失われたメディア-8cmCDシングルの世界-

50円とか100円で叩き売られている8cm CD singleを見るとついつい買ってあげたくなることはないか。私はある。

「ワンダフル・ライフ」 ブラック 1986年

2017-09-21 | 
"Wonderful Life" BLACK 1986

英国のSSW、ブラックの3曲入りコンパクトベスト。3曲ともデビューアルバム『Wonderful Life』収録曲。

①ワンダフル・ライフ Wonderful Life
(Vearncombe)
ブラック最大のヒット曲。サビメロが予告編的に鳴らされたあと、シンプルで抑制的なシンセリフが延々と続く。始まりも終わりもない時間に放り込まれたような寄る辺なさ。ブラックのぼんやり歌唱が漂うように現れる。Aメロはとくにぼんやり度が高く、流れる雲をぼーっと眺めている気分になる。サビは「No need to run and hide It's a wonderful, wonderful life」と歌うが、言葉どおりのワンダフル感はまったくなく、逆説的な諦念を強く感じる。英国人お得意の、アイロニカルに人生を眺める内容。しかし、これがひたすら美しいのだ。モノクロPVの美しさも印象に残る80年代後半のマスターピース。1986年にアルバムの先行シングルとしてリリースされ全英42位の小ヒット。翌1987年に再リリースされ、ヨーロッパ各国で大ヒット(全英最高位は8位)。ブラックと言えばこの曲、世間的には一発屋として認識されている。

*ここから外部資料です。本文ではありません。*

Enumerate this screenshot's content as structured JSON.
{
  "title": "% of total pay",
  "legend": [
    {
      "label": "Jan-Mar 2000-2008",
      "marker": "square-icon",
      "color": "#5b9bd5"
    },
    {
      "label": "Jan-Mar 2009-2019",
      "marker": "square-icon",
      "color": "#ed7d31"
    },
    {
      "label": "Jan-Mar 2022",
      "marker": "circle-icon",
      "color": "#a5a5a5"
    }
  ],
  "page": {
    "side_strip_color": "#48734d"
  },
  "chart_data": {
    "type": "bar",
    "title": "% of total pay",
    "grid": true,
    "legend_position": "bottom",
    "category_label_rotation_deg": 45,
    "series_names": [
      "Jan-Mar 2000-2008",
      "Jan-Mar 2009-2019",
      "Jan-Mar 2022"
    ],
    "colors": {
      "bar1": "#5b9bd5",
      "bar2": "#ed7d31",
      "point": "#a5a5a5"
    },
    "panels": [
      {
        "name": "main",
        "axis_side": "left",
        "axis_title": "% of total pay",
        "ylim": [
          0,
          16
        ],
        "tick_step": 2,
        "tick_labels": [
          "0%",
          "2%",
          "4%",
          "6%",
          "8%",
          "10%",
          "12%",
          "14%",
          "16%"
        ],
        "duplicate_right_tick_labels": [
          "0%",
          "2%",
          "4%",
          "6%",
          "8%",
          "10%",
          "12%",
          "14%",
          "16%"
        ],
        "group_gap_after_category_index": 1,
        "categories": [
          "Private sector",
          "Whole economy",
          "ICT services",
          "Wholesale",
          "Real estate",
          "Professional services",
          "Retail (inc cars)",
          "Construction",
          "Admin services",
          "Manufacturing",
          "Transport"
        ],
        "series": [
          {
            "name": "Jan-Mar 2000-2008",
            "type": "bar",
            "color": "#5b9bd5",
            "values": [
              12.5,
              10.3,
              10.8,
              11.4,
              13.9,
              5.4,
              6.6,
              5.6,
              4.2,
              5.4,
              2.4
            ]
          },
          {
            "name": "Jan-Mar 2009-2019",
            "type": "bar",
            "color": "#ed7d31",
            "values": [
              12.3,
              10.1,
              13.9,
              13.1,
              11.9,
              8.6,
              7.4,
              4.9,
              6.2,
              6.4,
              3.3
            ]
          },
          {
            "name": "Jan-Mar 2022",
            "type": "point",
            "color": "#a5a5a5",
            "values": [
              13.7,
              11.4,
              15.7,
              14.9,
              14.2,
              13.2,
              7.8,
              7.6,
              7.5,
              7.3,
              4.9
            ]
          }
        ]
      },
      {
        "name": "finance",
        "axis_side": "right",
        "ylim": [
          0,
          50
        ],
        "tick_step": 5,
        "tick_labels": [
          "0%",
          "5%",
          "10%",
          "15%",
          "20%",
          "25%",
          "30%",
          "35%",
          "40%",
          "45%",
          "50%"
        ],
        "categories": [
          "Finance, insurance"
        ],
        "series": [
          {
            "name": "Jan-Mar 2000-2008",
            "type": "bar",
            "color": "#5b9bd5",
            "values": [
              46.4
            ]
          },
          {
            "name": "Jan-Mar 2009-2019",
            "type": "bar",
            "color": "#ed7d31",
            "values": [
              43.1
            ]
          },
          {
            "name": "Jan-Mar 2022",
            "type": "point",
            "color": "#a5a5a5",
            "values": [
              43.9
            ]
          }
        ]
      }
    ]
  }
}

②スウィーテスト・スマイル Sweetest Smile
(Vearncombe)
おそらく2番目に成功したシングル。サックスがむせび泣くイントロから欧州的哀愁が炸裂。この陰鬱なナンバーが全英8位のヒットを記録。続いて「Wonderful Life」を再リリースし、大ヒットにつながったという順序。

③パラダイス Paradise
(Dickie, Vearncombe)
アルバムからなんと5枚目のシングル!いかにアルバム『Wonderful Life』が大ヒットしたかの証だろう。珍しく開放感のあるサビは締めくくりにふさわしい。アルバムではA面最後に収録。キーボーディストDave "Dix" Dickieとの共作曲。シングルとしては1988年リリースで、日本は短冊時代に入った。この3曲入り8㎝のタイトルソングはこの曲。

定価不明(おそらく1200円。品番が「S12Y3001」だから)。中古で50円。
スポットを浴び、歌うシュッとした英国人。ちょっと大きめジャケットが80'sテイスト。

BlackことColin Vearncombeは昨年交通事故で亡くなっていた。享年53歳。合掌。